Hogan Lovells and Cadwalader Approve Merger to Create $3.6B Hogan Lovells Cadwalader
AcquisitionM&A

Hogan Lovells and Cadwalader Approve Merger to Create $3.6B Hogan Lovells Cadwalader

Apr 15, 2026

Why It Matters

The merger reshapes the global legal market, giving clients a single platform with G20‑wide expertise and boosting competitive pressure on other multinational firms.

Key Takeaways

  • Merger creates 3,100-lawyer firm with $3.6 bn revenue
  • Combined firm will rank top three globally by size and revenue
  • New branding unveiled, blending heritage of both firms
  • CEO Miguel Zaldivar to lead merged firm, targeting July 1 launch
  • Ashurst‑Perkins Coie merger adds $2.5 bn competitor to market

Pulse Analysis

The legal industry has entered an era of consolidation, driven by client demand for seamless cross‑border service and the economics of scale. Large‑firm mergers allow firms to pool resources, expand geographic footprints, and invest in technology platforms that smaller practices cannot afford. Hogan Lovells’ union with Cadwalader, the oldest Wall Street firm, exemplifies this trend, creating a powerhouse that can service multinational corporations across the G20 with a single point of contact.

Hogan Lovells Cadwalader will field roughly 3,100 attorneys and generate more than $3.6 billion in revenue, positioning it among the top three global firms by both headcount and earnings. The new brand, a blend of both legacy logos, signals continuity while projecting a forward‑looking identity.

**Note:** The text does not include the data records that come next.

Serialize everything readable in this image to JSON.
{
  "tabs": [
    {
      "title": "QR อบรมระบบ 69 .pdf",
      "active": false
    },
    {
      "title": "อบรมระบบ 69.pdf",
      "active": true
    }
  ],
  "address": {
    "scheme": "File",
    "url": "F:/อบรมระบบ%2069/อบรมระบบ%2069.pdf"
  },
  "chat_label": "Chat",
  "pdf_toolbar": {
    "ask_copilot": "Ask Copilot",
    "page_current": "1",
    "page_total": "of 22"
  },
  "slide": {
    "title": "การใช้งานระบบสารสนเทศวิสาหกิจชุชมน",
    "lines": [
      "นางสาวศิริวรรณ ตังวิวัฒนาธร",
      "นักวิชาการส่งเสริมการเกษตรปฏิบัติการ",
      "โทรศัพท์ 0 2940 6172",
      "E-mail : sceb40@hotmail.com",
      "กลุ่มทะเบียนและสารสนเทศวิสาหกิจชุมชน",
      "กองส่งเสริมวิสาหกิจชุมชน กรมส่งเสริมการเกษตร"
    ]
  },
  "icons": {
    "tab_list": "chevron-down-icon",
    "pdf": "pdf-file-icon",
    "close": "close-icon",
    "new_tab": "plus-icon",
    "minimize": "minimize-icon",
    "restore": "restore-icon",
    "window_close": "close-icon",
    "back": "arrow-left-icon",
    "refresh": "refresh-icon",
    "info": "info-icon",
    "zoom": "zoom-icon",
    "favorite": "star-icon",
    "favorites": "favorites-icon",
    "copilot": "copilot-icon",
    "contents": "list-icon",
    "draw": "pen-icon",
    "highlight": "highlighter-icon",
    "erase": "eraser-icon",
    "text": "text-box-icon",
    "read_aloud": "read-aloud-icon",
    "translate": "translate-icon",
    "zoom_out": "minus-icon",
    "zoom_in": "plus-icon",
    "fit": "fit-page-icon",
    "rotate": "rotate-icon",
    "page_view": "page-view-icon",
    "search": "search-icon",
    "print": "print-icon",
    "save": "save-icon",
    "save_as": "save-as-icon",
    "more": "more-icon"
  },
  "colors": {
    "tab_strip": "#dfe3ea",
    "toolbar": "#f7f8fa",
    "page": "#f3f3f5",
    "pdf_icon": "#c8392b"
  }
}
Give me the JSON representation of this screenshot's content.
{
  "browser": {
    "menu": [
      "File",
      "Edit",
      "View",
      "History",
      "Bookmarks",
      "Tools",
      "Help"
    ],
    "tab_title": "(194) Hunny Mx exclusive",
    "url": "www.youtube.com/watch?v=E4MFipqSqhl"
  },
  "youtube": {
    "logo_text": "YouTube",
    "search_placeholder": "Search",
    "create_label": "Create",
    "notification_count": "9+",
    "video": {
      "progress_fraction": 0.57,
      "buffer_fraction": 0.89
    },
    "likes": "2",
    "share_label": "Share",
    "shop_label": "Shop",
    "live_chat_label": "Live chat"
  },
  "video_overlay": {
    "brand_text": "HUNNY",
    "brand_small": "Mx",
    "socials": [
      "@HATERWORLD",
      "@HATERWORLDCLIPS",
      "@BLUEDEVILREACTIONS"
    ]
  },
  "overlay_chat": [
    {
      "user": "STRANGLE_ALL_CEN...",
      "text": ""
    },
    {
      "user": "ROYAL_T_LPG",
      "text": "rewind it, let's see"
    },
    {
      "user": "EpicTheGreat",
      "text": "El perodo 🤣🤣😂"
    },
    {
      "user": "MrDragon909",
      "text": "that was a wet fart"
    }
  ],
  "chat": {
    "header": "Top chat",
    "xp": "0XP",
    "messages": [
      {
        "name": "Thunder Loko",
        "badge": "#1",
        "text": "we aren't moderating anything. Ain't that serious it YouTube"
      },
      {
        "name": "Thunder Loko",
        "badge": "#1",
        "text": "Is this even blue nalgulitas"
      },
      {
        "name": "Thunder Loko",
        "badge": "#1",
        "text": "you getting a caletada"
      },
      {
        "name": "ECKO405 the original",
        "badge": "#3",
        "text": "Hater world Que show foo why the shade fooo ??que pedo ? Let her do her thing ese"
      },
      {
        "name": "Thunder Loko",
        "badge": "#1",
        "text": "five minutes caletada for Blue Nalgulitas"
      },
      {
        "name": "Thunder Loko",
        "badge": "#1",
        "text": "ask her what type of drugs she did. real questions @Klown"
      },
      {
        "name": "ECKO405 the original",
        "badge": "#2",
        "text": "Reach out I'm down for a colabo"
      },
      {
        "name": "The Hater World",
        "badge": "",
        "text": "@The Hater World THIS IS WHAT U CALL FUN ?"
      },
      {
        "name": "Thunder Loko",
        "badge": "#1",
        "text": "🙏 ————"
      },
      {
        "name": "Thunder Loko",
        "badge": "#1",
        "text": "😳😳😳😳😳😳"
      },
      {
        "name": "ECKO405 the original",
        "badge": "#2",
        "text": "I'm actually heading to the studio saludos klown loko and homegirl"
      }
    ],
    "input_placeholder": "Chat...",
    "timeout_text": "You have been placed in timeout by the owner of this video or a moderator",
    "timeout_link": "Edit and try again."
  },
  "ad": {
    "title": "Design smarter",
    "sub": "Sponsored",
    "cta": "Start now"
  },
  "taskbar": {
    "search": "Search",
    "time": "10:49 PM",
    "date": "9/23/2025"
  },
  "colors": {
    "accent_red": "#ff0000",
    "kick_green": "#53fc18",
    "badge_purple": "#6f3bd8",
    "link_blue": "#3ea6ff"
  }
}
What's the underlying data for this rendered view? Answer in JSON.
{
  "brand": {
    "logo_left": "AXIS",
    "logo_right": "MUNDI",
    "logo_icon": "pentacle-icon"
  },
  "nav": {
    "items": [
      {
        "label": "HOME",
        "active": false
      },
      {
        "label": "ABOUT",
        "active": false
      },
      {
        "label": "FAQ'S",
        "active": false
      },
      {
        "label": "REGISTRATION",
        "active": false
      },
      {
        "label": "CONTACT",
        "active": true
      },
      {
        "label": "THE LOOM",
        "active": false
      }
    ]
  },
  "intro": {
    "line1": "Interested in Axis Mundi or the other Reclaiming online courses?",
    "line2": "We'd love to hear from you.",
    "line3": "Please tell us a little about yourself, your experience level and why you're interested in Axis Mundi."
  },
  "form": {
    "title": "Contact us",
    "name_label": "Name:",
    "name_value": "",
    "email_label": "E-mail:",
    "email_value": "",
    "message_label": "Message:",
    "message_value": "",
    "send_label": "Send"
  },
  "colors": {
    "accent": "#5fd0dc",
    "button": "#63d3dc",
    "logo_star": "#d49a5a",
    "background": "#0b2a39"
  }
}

CEO Miguel Zaldivar will steer the combined firm, emphasizing deeper client relationships and expanded practice capabilities, particularly in finance, capital markets, and regulatory work where Cadwalader’s historic expertise complements Hogan Lovells’ global reach.

The merger arrives amid a cascade of mega‑deals, notably Ashurst’s $2.5 bn merger with Perkins Coie, underscoring a competitive scramble for market share. For clients, the consolidation promises broader talent pools, more consistent service standards, and stronger negotiating leverage. For the industry, it raises the bar for scale, prompting other firms to consider similar alliances or strategic acquisitions to stay relevant in an increasingly integrated legal services landscape.

Deal Summary

Partners at Hogan Lovells and Cadwalader Wickersham & Taft voted to approve their merger, creating the combined firm Hogan Lovells Cadwalader with about 3,100 lawyers and annual revenues exceeding $3.6 billion. The merger, billed as the largest law firm merger in history, is slated to close ahead of a July 1 launch.